I think it’s very easy to put up a defense and say, “Fuck it, it doesn’t matter!” I feel like in the past, I’ve used that attitude to get on with things and say, “I’ll make the best thing I can.” But really, it makes you question all of it. Like when a relationship breaks down, you second-guess everything they said in the beginning—did they actually feel, or mean it? I felt like I was being hoodwinked or something but then realizing that there was a bit of anxiety. [Pause] It really does feel like I’m telling you my side of the break up—but we sort of stepped away because I think we wanted a fresh start. And by we, I mean management and I, and also to feel confident that we could partner with somebody who is open to just putting music out and doing things in a way that hadn’t been done previously.
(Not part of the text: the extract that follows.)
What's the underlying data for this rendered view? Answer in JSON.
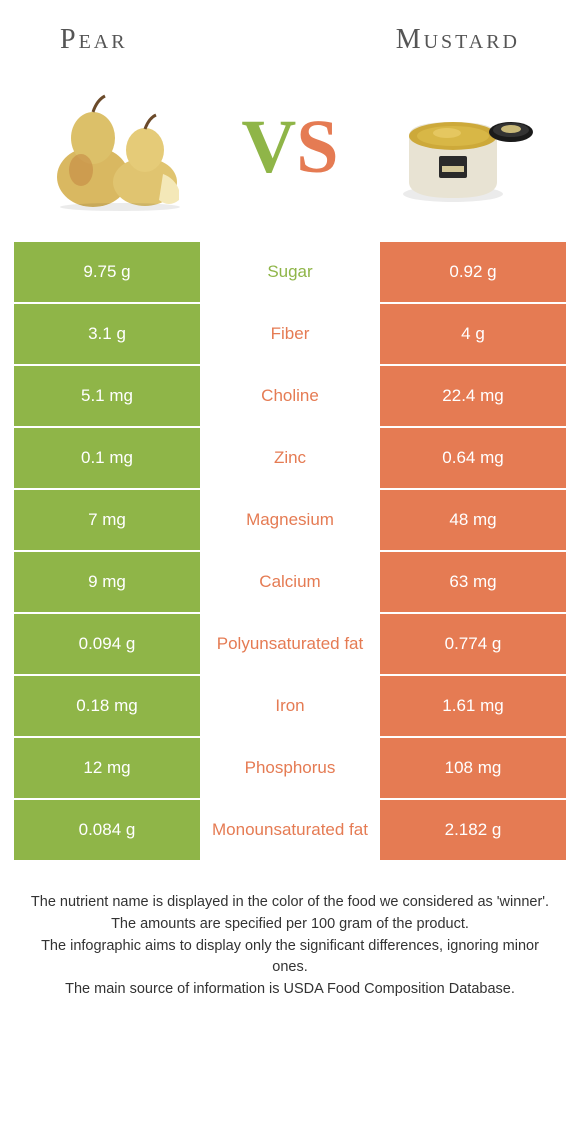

So it was a really good, fresh start.
Recently on Triple J’s Like A Version you covered “Frontier Psychiatrist” by The Avalanches. It’s a pretty crazy song but you made it more complicated by mashing in another song—“Dribble” by your Future Classic bandmate, Sycco. Why did you decide to do that?
I love “Frontier Psychiatrist—what a killer song and a huge challenge! I was definitely up to try to do it. I used to do this thing where I would find out where all the old samples of these songs are and recreate the song from its samples. So I did that here, and then had every sort of section to play with. I had also done some cover songs, featuring a few other artists and I like to really look at it, sort of like a remix, where I take the melody and rearrange all of the melodic and harmonic structure so that you can essentially create an entirely different song. It’s all this nerdy, music theory side that I really enjoy. I knew that I wanted to do that with this Like A Version cover—to have an iconic Australian artist as the bedrock and then to find a young female Australian artist to go together.
Featuring a young, female, Australian artist—that was quite intentional?
Yeah, totally. But thank dog, that’s the song’s melody! I didn’t even have to change the key or anything else. I pretty much just changed one note and it all fit together so beautifully.